Höheres Gewicht, niedrigerer Preis – das geht, zumindest bei der TT 600, denn neben dem Mehr in Sachen Bedienungsfreundlichkeit gab es auch ein Weniger in Sachen Ausstattung. Die Kayaba-Gabel und das Öhlins-Federbein der „S” wichen an der „E” etwas einfacheren Teilen von Paiolo. Die Federwege fallen geringer aus. Wo bei der „S” noch 310 und 270 mm zur Verfügung stehen, sind es bei der „E” nur noch 270 und 209 mm. Netter Nebeneffekt für Kurzbeinige: die Sitzhöhe reduzierte sich dadurch von üppigen 920 auf immer noch beachtliche 890 mm. Die Geländetauglichkeit sank allerdings auch. Wo die „S” auf Wellblechpisten noch sauber ihre Bahn zieht, wird die „E” sehr schnell zum Breakdancer. Die komfortablere Abstimmung und das höhere Gewicht der „E” sind Schuld daran. Wer allerdings nicht ständig in der Sahara oder auf Moto Cross-Pisten herumtobt, wird den Unterschied fasst gar nicht merken. Geländetauglicher als die meisten überfetteten Reise-Enduros ist auch die TT 600 E allemal.

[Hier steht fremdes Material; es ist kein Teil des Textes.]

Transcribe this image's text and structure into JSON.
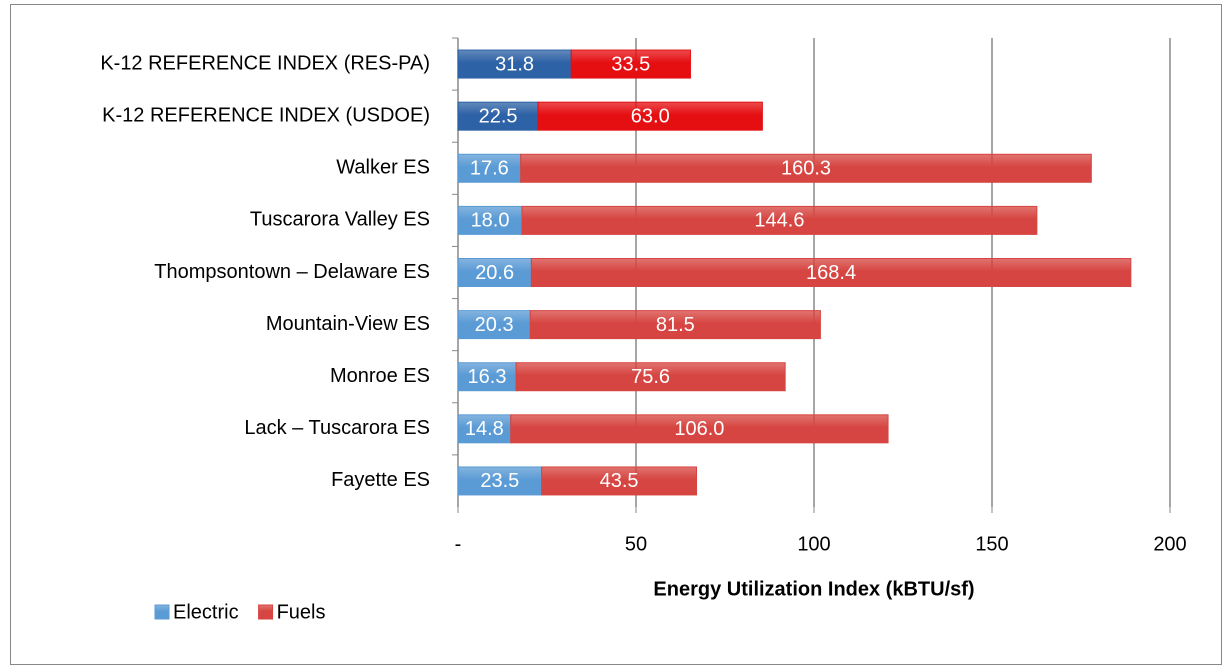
{
  "chart_data": {
    "type": "stacked-barh",
    "xlabel": "Energy Utilization Index (kBTU/sf)",
    "categories": [
      "K-12 REFERENCE INDEX (RES-PA)",
      "K-12 REFERENCE INDEX (USDOE)",
      "Walker ES",
      "Tuscarora Valley ES",
      "Thompsontown – Delaware ES",
      "Mountain-View ES",
      "Monroe ES",
      "Lack – Tuscarora ES",
      "Fayette ES"
    ],
    "series": [
      {
        "name": "Electric",
        "color": "#5b9bd5",
        "colors": [
          "#2e62a6",
          "#2e62a6",
          "#5b9bd5",
          "#5b9bd5",
          "#5b9bd5",
          "#5b9bd5",
          "#5b9bd5",
          "#5b9bd5",
          "#5b9bd5"
        ],
        "values": [
          31.8,
          22.5,
          17.6,
          18.0,
          20.6,
          20.3,
          16.3,
          14.8,
          23.5
        ],
        "value_labels": [
          "31.8",
          "22.5",
          "17.6",
          "18.0",
          "20.6",
          "20.3",
          "16.3",
          "14.8",
          "23.5"
        ]
      },
      {
        "name": "Fuels",
        "color": "#d64541",
        "colors": [
          "#e50f12",
          "#e50f12",
          "#d64541",
          "#d64541",
          "#d64541",
          "#d64541",
          "#d64541",
          "#d64541",
          "#d64541"
        ],
        "values": [
          33.5,
          63.0,
          160.3,
          144.6,
          168.4,
          81.5,
          75.6,
          106.0,
          43.5
        ],
        "value_labels": [
          "33.5",
          "63.0",
          "160.3",
          "144.6",
          "168.4",
          "81.5",
          "75.6",
          "106.0",
          "43.5"
        ]
      }
    ],
    "xlim": [
      0,
      200
    ],
    "xticks": [
      {
        "value": 0,
        "label": "-"
      },
      50,
      100,
      150,
      200
    ],
    "grid": true,
    "legend": "bottom-left"
  }
}
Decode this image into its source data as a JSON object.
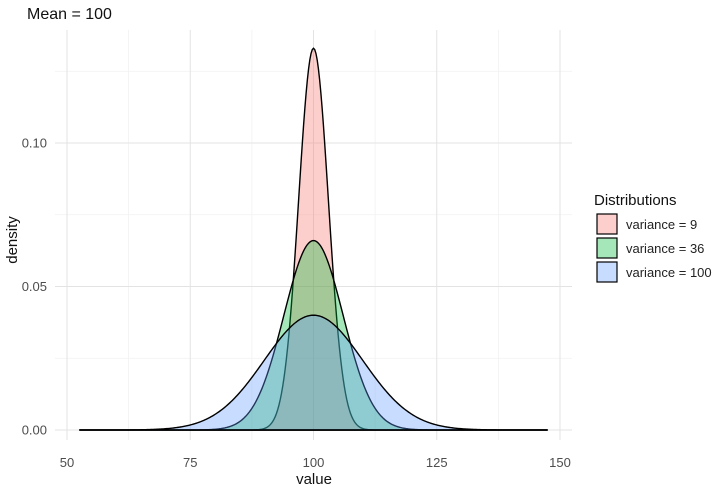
{
  "chart_data": {
    "type": "area",
    "title": "Mean = 100",
    "xlabel": "value",
    "ylabel": "density",
    "xlim": [
      50,
      150
    ],
    "ylim": [
      0,
      0.135
    ],
    "x_ticks": [
      "50",
      "75",
      "100",
      "125",
      "150"
    ],
    "y_ticks": [
      "0.00",
      "0.05",
      "0.10"
    ],
    "grid": true,
    "legend": {
      "title": "Distributions",
      "position": "right"
    },
    "x_range": [
      52.5,
      147.5
    ],
    "series": [
      {
        "name": "variance = 9",
        "mean": 100,
        "variance": 9,
        "peak": 0.133,
        "color": "#f8766d"
      },
      {
        "name": "variance = 36",
        "mean": 100,
        "variance": 36,
        "peak": 0.066,
        "color": "#00ba38"
      },
      {
        "name": "variance = 100",
        "mean": 100,
        "variance": 100,
        "peak": 0.04,
        "color": "#619cff"
      }
    ]
  }
}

Sowohl TT 600 S als auch die TT 600 E sind mit einem sehr soliden Bodenblech bestückt, das den Single wirksam vor spanabhebenden Tätigkeiten schützt. Stahlflex-Bremsleitungen werden ebenfalls an beiden Modellen verbaut. Das ändert aber nichts an der mittelmäßigen Qualität der Scheibenbremsen in Vorder- und Hinterrad. Der vordere Stopper verlangt viel Handkraft, sein hinterer Partner gibt sich dafür ziemlich giftig. Deutlich mehr Mühe haben sich die Yamaha-Verantwortlichen bei der Auswahl und Gestaltung diverser Anbauteile gegeben. Für Felgen und Hinterradschwinge kommt an beiden Modellen Leichtmetall zum Einsatz; die 12 Liter Normalbenzin sind in einem Kunststofftank untergebracht, der bei durchaus flotter Fahrweise nach rund 200 Kilometer neu befüllt werden muß. Kleiner Fauxpas am Rande: der Reservehahn ist rechts montiert – sehr „sinnvoll”, wenn die Kiste keinen Sprit mehr bekommt und man die rechte Hand eigentlich lieber am Gasgriff lassen würde.
Praxisgerechter sind die gezahnten Fußrasten und der Auspuffkrümmer aus Edelstahl. Das Luftfilterelement läßt sich ohne Werkzeug tauschen und auch die Startnummerntafeln können ohne Schrauberei abgenommen werden. Einen Drehzahlmesser gibt’s nicht. Den braucht auch niemand, denn der Einzylinder macht auch so schnell deutlich, in welchen Drehzahlregionen er sich wohlfühlt. Das Kettenspannen ist schnell erledigt, ein Exzenter sorgt für die richtige Einstellung.
Die TT 600 S ist auf den ersten Blick an ihren blau eloxierten Felgen zu erkennen, ihren Aluminium-Lenker sieht man vielleicht nicht sofort. 10.590 Mark kostet die „S”. Sie ist zwar kein reinrassiges Wettbewerbs-Gerät, dafür aber eine gut gemachte Sport-Enduro, die ihr Kürzel zu Recht trägt. Die TT 600 E kostet genau 600 Mark weniger. Für den Hobby-Enduristen, der nur selten ins Gelände geht, ist sie nicht nur die preiswertere, sondern auch die bessere Wahl. Doch was ist denn nun unter „Gelände” zu verstehen? Und wie häufig ist „selten”? Yamaha macht die Qual der Wahl nicht gerade leichter. Früher gab es nur eine XT 500. Früher war eben alles viel einfacher.